The report says the US government should actively monitor for potential emerging risks but should refrain from restricting the availability of open-weight models.
Open weights open doors
Anybody can download Meta’s latest Llama 3.1 405B model and its weights. While the training data hasn’t been made available, having the weights gives users a lot more options than they’d have with GPT-4o or Claude 3.5 Sonnet for example.
Access to the weights allows researchers and developers to get a better view of what’s happening under the hood and identify and rectify biases, errors, or unexpected behaviors within the model.
It also makes it much easier for users to fine-tune the models for specific use cases, either good or bad.
The report notes that the “accessibility afforded by open weights significantly lowers the barrier of entry to fine-tune models for both beneficial and harmful purposes. Adversarial actors can remove safeguards from open models via fine-tuning, then freely distribute the model, ultimately limiting the value of mitigation techniques.”
The risks and benefits of open AI models highlighted by the report include:
- Public safety
- Geopolitical considerations
- Societal issues
- Competition, innovation, and research
The report is candid in acknowledging the risks in each of these areas but says the benefits outweigh these if the risks are managed.
With a closed model like GPT-4o, we all have to trust that OpenAI is doing a good job with its alignment efforts and isn’t hiding potential risks. With an open-weight model, any researcher can identify safety and security vulnerabilities in a model or perform a third-party audit to ensure the model complies with regulations.
The report says the “availability of model weights could allow countries of concern to develop more robust advanced AI ecosystems… and undercut the aims of U.S. chip controls.”

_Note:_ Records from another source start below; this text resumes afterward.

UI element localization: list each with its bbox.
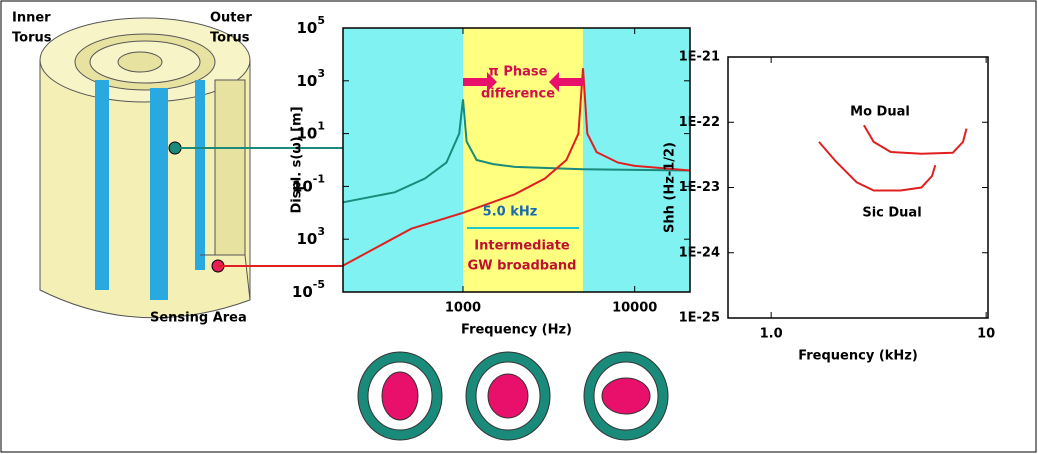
x-tick-label: 1.0 — [760, 327, 783, 342]
y-tick-label: 103 — [296, 225, 325, 248]
y-tick-exp: 5 — [317, 14, 325, 27]
y-axis-label: Displ. s(ω) [m] — [290, 106, 305, 213]
y-tick-label: 10-5 — [292, 278, 325, 301]
annotation: 5.0 kHz — [483, 205, 538, 220]
y-tick-label: 1E-24 — [679, 245, 720, 260]
diagram-label: Inner — [12, 11, 51, 26]
annotation: Intermediate — [474, 239, 570, 254]
y-tick-label: 1E-25 — [679, 311, 720, 326]
y-tick-base: 10 — [296, 19, 317, 37]
annotation: π Phase — [489, 65, 548, 80]
y-tick-label: 1E-22 — [679, 115, 720, 130]
annotation: GW broadband — [468, 259, 577, 274]
annotation: Mo Dual — [850, 105, 910, 120]
y-tick-label: 1E-23 — [679, 180, 720, 195]
diagram-label: Torus — [12, 31, 52, 46]
diagram-label: Torus — [210, 31, 250, 46]
figure: Inner Torus Outer Torus Sensing Area 105… — [0, 0, 1038, 454]
y-tick-exp: 3 — [317, 67, 325, 80]
y-tick-exp: -1 — [313, 172, 325, 185]
annotation: Sic Dual — [862, 206, 921, 221]
x-axis-label: Frequency (kHz) — [798, 349, 918, 364]
mode-shapes — [358, 352, 668, 440]
y-tick-base: 10 — [292, 283, 313, 301]
x-tick-label: 10 — [977, 327, 995, 342]
y-tick-label: 105 — [296, 14, 325, 37]
diagram-label: Sensing Area — [150, 311, 247, 326]
plot-area — [728, 57, 988, 318]
y-tick-exp: 3 — [317, 225, 325, 238]
y-tick-exp: -5 — [313, 278, 325, 291]
y-axis-label: Shh (Hz-1/2) — [663, 142, 678, 233]
x-axis-label: Frequency (Hz) — [461, 323, 572, 338]
y-tick-base: 10 — [296, 71, 317, 89]
y-tick-label: 1E-21 — [679, 50, 720, 65]
x-tick-label: 10000 — [612, 301, 657, 316]
y-tick-label: 103 — [296, 67, 325, 90]
annotation: difference — [481, 87, 555, 102]
diagram-label: Outer — [210, 11, 252, 26]
y-tick-exp: 1 — [317, 120, 325, 133]
y-tick-base: 10 — [296, 230, 317, 248]
x-tick-label: 1000 — [445, 301, 481, 316]
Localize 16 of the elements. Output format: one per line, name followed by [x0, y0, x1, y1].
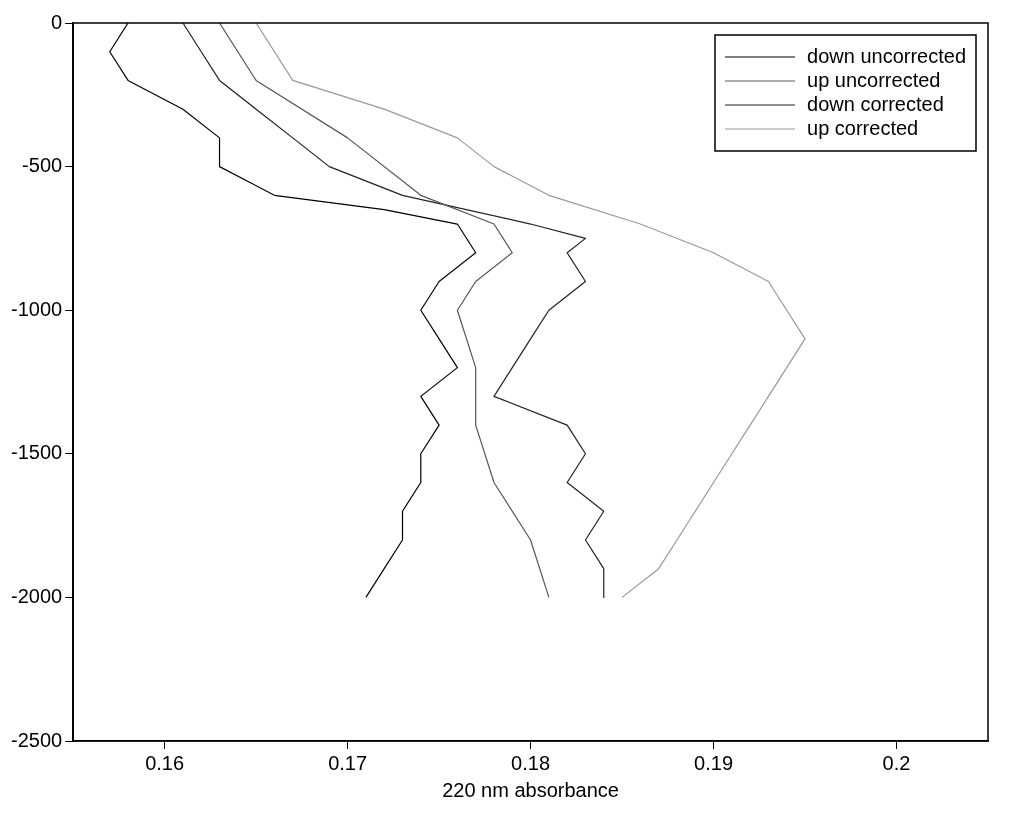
x-tick-label: 0.19	[694, 751, 734, 774]
x-tick-label: 0.18	[511, 751, 551, 774]
y-tick-label: -500	[22, 154, 63, 177]
x-tick-label: 0.17	[328, 751, 368, 774]
legend-label: down corrected	[807, 92, 944, 115]
y-tick-label: -2500	[11, 728, 63, 751]
y-tick-label: -1500	[11, 441, 63, 464]
legend-label: up uncorrected	[807, 68, 941, 91]
x-tick-label: 0.16	[145, 751, 185, 774]
y-tick-label: -2000	[11, 584, 63, 607]
y-tick-label: -1000	[11, 297, 63, 320]
x-tick-label: 0.2	[882, 751, 911, 774]
x-axis-title: 220 nm absorbance	[442, 778, 619, 801]
y-tick-label: 0	[51, 10, 63, 33]
legend-label: down uncorrected	[807, 44, 966, 67]
legend-label: up corrected	[807, 116, 919, 139]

However, in the plus column, making model weights available “could bolster cooperation with allies and deepen new relationships with developing partners.”
The US government is clearly sold on the idea of open AI models, even as it puts federal and state regulations in place to de-risk the tech. If the Trump-Vance team wins the next election, we’ll likely see continued support for open AI but with even less regulation.
Open-weight models may be great for innovation but if emerging risks catch regulators unaware there will be no putting the AI genie back in the bottle.